Need clarification on dictionary separators vs punctuation

In the dictionary header, there is a string that holds so-called “word separators” such as .,"

In Klooster’s doc, we are told the phrase fred,go fishing should be broken into four tokens fred , go fishing. The , becomes a token because it is a defined separator.

In Border Zone’s dictionary header I see the typical .," separator string. However, in its dictionary words I see . , " ? ! How would ? and ! get tokenized into words for dictionary lookup if they aren’t defined as separators?

Is any/every zscii punctuation also supposed to become individual tokens, in addition to whatever separators have been defined? I can’t find information that explains this.

2 Likes

There is a footnote in section 13:

Linards Ticmanis reports that some of Infocom’s interpreters convert question marks to spaces before lexical analysis.

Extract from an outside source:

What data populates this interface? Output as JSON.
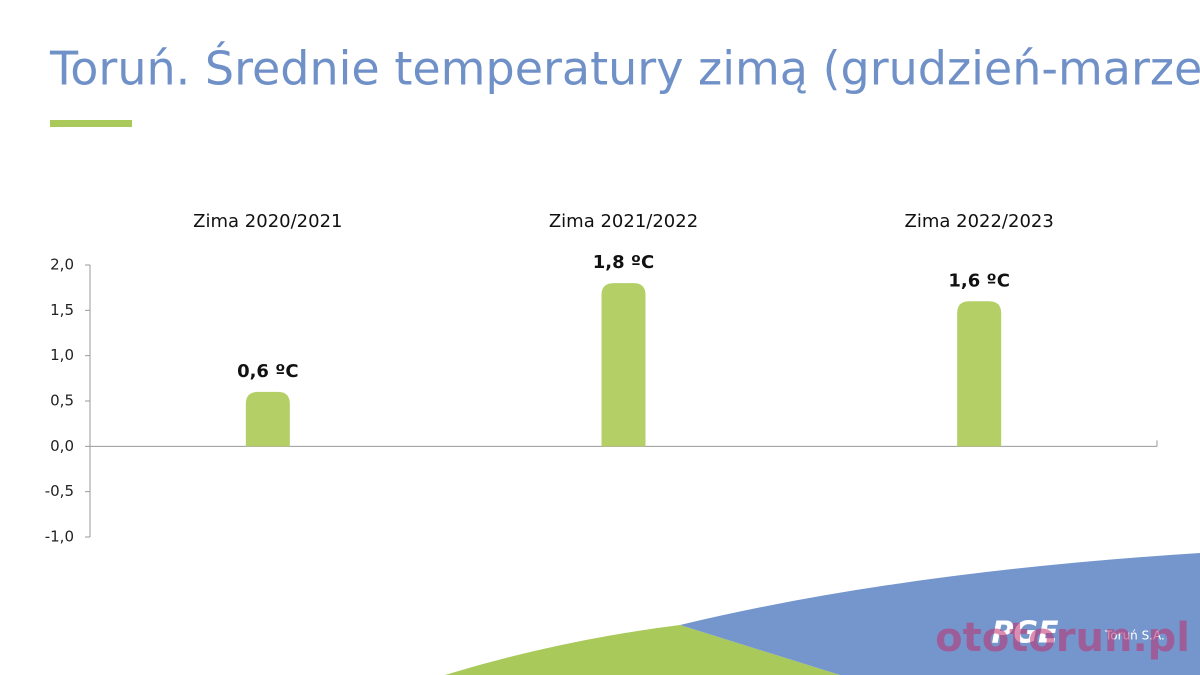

This is not Standard behaviour. (Thus, typing What is a grue? into Zork I no longer works: the player must type What is a grue instead.)

Possibly, there are more rules like this which some Infocom interpreters adhered to, but which are not part of the standard.

1 Like

Of course converting question marks into spaces before lexical analysis means they wouldn’t need to appear in the dictionary at all. That seems to be a simple way to make questions parseable without needing a question mark in the dictionary and is probably why infocom made their interpreters do this.

Punctuation not appearing as a separator can still be parsed as a word if surrounded by valid separators. Not very practical, and their presence in the dictionary is probably just an artifact or oversight of development.

@ChristopherDrum Any particular reason you are working off that older document instead of the latest standard?

@Mike_G I don’t know what you mean. I’m using the annotated standards document from https://zspec.jaredreisinger.com (which covers 1.1) and the Klooster doc has helped a lot (and sometimes confused the issue) when I can’t understand the standards document.

their presence in the dictionary is probably just an artifact or oversight of development. seems most likely to me, given the above discussion.

@fredrik Possibly, there are more rules like this which some Infocom interpreters adhered to, but which are not part of the standard
I’m unclear then what the standard says to do in this matter. If, for example, ? ends a sentence and is not defined as a separator, then it should be included as a char in the last word?
i.e. What is a grue?what is a grue?

The dictionary can contain deliberately un-input-able words, which is sometimes used in Inform 6. I don’t know if Infocom would have done that though.

Yes, it is part of the last word.

1 Like

Yes.

1 Like

Ah, I just noticed you’ve mentioned Klooster in other posts before and wasn’t sure you were aware of newer docs. Yes, there is helpful info in it. :slight_smile:

1 Like

Interestingly, Frotz 2.54 (the version in Debian 12) converts question marks to spaces.